Meines Wissens ist dies nicht üblich und es sollte auch nicht üblich sein. Ich habe dies noch nie gemacht. Doch es gibt ParlamentarierInnen - und dies ist das eigentliche Problem in der Schweiz -, die mit Verbänden oder Interessensorganisationen als Sekretär, Generalsekretär, Präsident oder Vorstandsmitglied finanziell verbandelt sind, also von einer Organisation, die direkt betroffen ist von der Gesetzgebung und entsprechende Interessen vertritt, einen Lohn beziehen. Bei denen kann ich mir gut vorstellen, dass sie auch Unterlagen weitergeben, die sie vom Bund bekommen und anfordern. Vielleicht ist dies in Kommissionen, die sich mit dem Verkehr, dem Gesundheitswesen, dem Bau oder der Finanzpolitik beschäftigen eher der Fall als in der Staats-, Europa- oder Aussenpolitik, in deren Kommissionen ich mich engagiere.
Kommt das häufig vor? Ist das quantifizierbar (die Hälfte? Ein Drittel?)?
Das kann ich nicht beurteilen. Da habe ich bloss Vermutungen, die ich jedoch nicht beweisen kann und wozu ich deswegen nichts sagen möchte.
Unterscheidet sich das je nach Kommission?
Wie gesagt, sehr wahrscheinlich schon.
Christa Markwalder macht geltend, sie habe einer Lobbyistin zu viel Vertrauen geschenkt? Ist Naivität in diesem Fall nachvollziehbar?
Der Begriff «naiv» scheint mir eine grosse Beschönigung zu sein. Es fehlte Ihr die nötige Distanz zur Lobbyistin, was mit ihrer eigenen Art des Parlamentarierseins zusammenhängen könnte.

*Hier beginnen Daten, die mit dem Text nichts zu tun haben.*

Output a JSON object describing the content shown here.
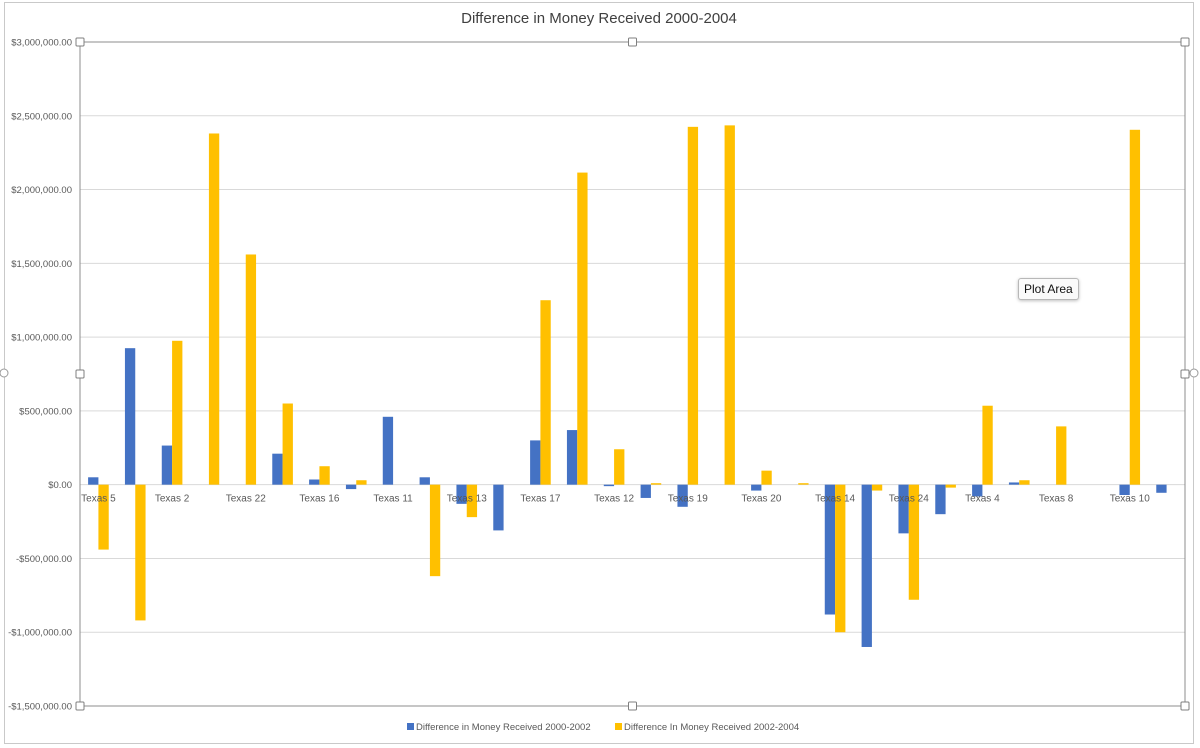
{
  "chart_data": {
    "type": "bar",
    "title": "Difference in Money Received 2000-2004",
    "ylim": [
      -1500000,
      3000000
    ],
    "y_ticks": [
      3000000,
      2500000,
      2000000,
      1500000,
      1000000,
      500000,
      0,
      -500000,
      -1000000,
      -1500000
    ],
    "y_tick_labels": [
      "$3,000,000.00",
      "$2,500,000.00",
      "$2,000,000.00",
      "$1,500,000.00",
      "$1,000,000.00",
      "$500,000.00",
      "$0.00",
      "-$500,000.00",
      "-$1,000,000.00",
      "-$1,500,000.00"
    ],
    "categories": [
      "Texas 5",
      "",
      "Texas 2",
      "",
      "Texas 22",
      "",
      "Texas 16",
      "",
      "Texas 11",
      "",
      "Texas 13",
      "",
      "Texas 17",
      "",
      "Texas 12",
      "",
      "Texas 19",
      "",
      "Texas 20",
      "",
      "Texas 14",
      "",
      "Texas 24",
      "",
      "Texas 4",
      "",
      "Texas 8",
      "",
      "Texas 10",
      ""
    ],
    "series": [
      {
        "name": "Difference in Money Received 2000-2002",
        "color": "#4472C4",
        "values": [
          50000,
          925000,
          265000,
          0,
          0,
          210000,
          35000,
          -30000,
          460000,
          50000,
          -130000,
          -310000,
          300000,
          370000,
          -10000,
          -90000,
          -150000,
          0,
          -40000,
          0,
          -880000,
          -1100000,
          -330000,
          -200000,
          -80000,
          15000,
          0,
          0,
          -70000,
          -55000
        ]
      },
      {
        "name": "Difference In Money Received 2002-2004",
        "color": "#FFC000",
        "values": [
          -440000,
          -920000,
          975000,
          2380000,
          1560000,
          550000,
          125000,
          30000,
          0,
          -620000,
          -220000,
          0,
          1250000,
          2115000,
          240000,
          10000,
          2425000,
          2435000,
          95000,
          10000,
          -1000000,
          -40000,
          -780000,
          -20000,
          535000,
          30000,
          395000,
          0,
          2405000,
          0
        ]
      }
    ],
    "grid": true,
    "legend": "bottom"
  },
  "overlay": {
    "tooltip": "Plot Area"
  }
}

Einzelne Parlamentarier wie notabene auch Christa Markwalder (Public Affairs, Zürich Versicherung) sind von Beruf Lobbyisten. Was halten Sie davon?
Genau dies meine ich. Sie hat auch schon öffentlich geschrieben, jedes Mitglied des Parlamentes sei doch ein Lobbyist. Damit verwechselt sie den Einsatz für eigene Überzeugungen mit dem Einsatz für die Sache einer Organisation, von der man - auch dafür - finanziell entschädigt wird. Das sollte meiner Meinung nach nicht gestattet werden. Dies kann der Bund aber nur verbieten, wenn er den Parlamentariern wie in den meisten europäischen Ländern einen anständigen Lohn bezahlt, so dass diese dann auch nicht mehr auf Nebeneinkünfte angewiesen sind. Ich habe ihr schon vor Jahren gesagt, dass ich ihre 50-%-Anstellung bei der Zürich Versicherung für eine Entschädigung von (damals) 100'000 Franken als völlig falsch erachte. Sie hat mich dafür aber nur mitleidig belächelt.
Viele sagen, Lobbyisten seien unerlässlich, da Parlamentarier auf ihr Fachwissen angewiesen sind. Teilen Sie diese Meinung?
Das kann man so sehen. Doch müssen sie deswegen nicht tagelang in der Wandelhalle herumstehen und diese so füllen, dass man keinen Raum mehr hat für die Gespräche mit Kolleginnen und Kollegen. Ich diskutiere auch gerne mit Menschen, die von einer Sache wirklich etwas verstehen. Dies müssen aber keine Lobbyisten sein. Und ich kann mich mit ihnen auch ausserhalb des Bundeshauses treffen, so wie sie, wenn sie denn wirklich ein Anliegen an mich haben, mich ausserhalb der Wandelhallen treffen können. Das Grundsatzproblem ist doch, dass von uns Parlamentariern erwartet wird, uns für das einzusetzen, was wir im Allgemeininteresse der Schweizerinnen und Schweizer für richtig erachten. Wer nun aber einen Teil seines Lohnes von einer Interessenorganisation bekommt, der denkt nicht mehr primär ans Allgemeininteresse sondern vor allem an die (Sonder-)Interessen jener, die ihn entlohnen. Und machen Sie nicht den Fehler, die Summe aller Sonderinteressen mit dem Allgemeininteresse gleichzusetzen.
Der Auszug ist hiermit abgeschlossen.